17.1 We process personal data to:

• detect and prevent fraud

• assess transaction risk

• identify suspicious behaviour

• protect customers and the financial system

17.2 This may include:

• analysing transaction patterns

• behavioural analysis

• device and session monitoring

• fraud scoring

17.3 This processing is based on our legitimate interests in preventing fraud and protecting our services, as well as legal obligations where applicable.
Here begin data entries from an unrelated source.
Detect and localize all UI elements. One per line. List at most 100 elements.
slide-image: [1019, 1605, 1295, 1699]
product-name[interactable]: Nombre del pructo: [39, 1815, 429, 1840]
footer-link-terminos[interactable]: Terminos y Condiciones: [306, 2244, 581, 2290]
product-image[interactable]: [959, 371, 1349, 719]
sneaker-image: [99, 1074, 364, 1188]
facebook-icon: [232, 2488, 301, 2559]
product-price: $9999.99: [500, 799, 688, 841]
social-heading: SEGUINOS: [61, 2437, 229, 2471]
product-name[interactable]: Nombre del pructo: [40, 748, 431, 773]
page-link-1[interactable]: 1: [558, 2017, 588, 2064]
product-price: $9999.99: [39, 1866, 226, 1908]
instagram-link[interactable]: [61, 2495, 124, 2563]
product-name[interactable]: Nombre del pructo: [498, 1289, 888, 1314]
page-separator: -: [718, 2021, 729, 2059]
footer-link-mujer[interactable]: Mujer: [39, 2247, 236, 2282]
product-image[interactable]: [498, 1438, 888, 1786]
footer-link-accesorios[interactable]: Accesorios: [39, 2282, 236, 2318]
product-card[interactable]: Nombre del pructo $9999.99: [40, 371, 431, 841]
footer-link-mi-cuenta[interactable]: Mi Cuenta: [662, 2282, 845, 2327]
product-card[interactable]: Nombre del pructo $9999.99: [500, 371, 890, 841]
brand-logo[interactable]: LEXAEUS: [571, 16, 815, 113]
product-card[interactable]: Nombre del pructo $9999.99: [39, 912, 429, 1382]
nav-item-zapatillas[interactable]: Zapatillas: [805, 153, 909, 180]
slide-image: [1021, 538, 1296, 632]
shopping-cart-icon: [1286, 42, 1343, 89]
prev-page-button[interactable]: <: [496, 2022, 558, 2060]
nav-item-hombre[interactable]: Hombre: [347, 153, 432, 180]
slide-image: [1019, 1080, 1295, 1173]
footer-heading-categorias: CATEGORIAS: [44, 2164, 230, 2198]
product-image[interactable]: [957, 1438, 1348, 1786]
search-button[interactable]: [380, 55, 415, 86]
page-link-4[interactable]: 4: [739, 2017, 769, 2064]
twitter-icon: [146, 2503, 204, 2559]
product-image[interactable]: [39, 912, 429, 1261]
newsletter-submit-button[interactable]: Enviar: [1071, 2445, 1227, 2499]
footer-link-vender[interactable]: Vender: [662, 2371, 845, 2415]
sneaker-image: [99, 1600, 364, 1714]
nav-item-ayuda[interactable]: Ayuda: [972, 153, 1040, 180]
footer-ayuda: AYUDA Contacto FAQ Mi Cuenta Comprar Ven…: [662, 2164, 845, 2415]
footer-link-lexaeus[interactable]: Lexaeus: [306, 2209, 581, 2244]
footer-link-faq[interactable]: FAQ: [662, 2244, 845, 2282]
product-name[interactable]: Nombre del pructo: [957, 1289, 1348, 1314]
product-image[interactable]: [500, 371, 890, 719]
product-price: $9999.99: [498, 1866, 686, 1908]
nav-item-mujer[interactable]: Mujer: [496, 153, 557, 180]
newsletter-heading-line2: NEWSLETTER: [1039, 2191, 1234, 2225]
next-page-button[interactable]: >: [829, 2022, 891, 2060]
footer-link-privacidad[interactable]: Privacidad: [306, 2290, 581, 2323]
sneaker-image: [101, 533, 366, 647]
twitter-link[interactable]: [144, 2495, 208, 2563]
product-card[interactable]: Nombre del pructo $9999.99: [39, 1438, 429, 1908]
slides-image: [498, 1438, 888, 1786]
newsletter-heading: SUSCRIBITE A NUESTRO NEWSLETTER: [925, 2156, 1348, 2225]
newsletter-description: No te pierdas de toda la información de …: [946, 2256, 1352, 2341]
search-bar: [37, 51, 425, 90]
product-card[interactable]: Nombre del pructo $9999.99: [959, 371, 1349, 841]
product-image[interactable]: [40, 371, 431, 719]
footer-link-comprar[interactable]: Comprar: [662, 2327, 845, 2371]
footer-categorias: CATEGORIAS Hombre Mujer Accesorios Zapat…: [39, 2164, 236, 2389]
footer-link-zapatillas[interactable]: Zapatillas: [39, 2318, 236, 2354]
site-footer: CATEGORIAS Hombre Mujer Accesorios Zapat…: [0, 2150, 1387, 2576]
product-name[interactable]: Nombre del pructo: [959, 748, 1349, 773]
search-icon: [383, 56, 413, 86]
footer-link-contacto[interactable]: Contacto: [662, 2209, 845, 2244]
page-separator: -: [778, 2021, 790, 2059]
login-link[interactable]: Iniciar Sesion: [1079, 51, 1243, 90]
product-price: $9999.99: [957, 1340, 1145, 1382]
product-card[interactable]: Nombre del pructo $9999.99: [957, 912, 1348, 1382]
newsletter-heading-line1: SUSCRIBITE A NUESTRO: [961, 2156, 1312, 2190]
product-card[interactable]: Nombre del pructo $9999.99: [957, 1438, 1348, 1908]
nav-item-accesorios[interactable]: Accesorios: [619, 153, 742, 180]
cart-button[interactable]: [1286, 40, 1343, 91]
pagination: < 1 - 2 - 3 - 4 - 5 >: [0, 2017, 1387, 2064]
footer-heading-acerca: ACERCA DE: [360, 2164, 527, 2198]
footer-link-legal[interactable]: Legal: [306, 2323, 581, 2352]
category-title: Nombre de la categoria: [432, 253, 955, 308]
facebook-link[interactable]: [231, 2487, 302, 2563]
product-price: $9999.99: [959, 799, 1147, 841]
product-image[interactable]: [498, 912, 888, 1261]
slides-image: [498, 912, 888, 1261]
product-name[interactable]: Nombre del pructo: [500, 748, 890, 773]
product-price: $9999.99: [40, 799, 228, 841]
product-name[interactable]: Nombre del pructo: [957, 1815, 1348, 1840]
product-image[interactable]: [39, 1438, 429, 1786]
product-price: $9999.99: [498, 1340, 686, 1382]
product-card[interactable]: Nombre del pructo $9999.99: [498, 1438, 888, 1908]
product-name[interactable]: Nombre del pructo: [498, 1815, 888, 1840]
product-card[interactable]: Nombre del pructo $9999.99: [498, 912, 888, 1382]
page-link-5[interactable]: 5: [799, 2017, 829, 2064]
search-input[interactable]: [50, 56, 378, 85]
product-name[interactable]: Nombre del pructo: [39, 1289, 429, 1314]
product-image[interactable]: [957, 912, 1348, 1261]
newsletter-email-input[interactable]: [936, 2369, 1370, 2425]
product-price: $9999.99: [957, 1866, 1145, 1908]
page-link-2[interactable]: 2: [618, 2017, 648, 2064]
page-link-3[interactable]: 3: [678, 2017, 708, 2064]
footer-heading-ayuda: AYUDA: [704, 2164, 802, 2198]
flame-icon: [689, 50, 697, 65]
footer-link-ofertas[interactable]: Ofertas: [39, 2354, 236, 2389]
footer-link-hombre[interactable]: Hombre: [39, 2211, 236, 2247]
18. REGULATORY REPORTING AND LEGAL OBLIGATIONS

18.1 We process personal data to:

• comply with regulatory reporting obligations

• respond to requests from regulators or authorities

• maintain required records

• support audits and investigations

18.2 This processing is necessary to comply with legal obligations.

19. COMMUNICATIONS

19.1 We process personal data to:

• communicate with you regarding your account

• provide service updates

• respond to enquiries

• handle complaints and disputes

19.2 This processing is necessary for the performance of a contract and, in some cases, for our legitimate interests.

20. SERVICE IMPROVEMENT AND ANALYTICS

20.1 We process personal data to:

• analyse usage of our services

• improve functionality and performance

• identify operational issues

20.2 Where this involves personal data, it is based on legitimate interests, and in some cases consent (e.g. where cookies are involved).

21. LEGAL CLAIMS AND DISPUTES

21.1 We process personal data to:

• establish, exercise or defend legal claims

• investigate disputes

• enforce contractual rights

21.2 This processing is based on our legitimate interests and, where applicable, legal obligations.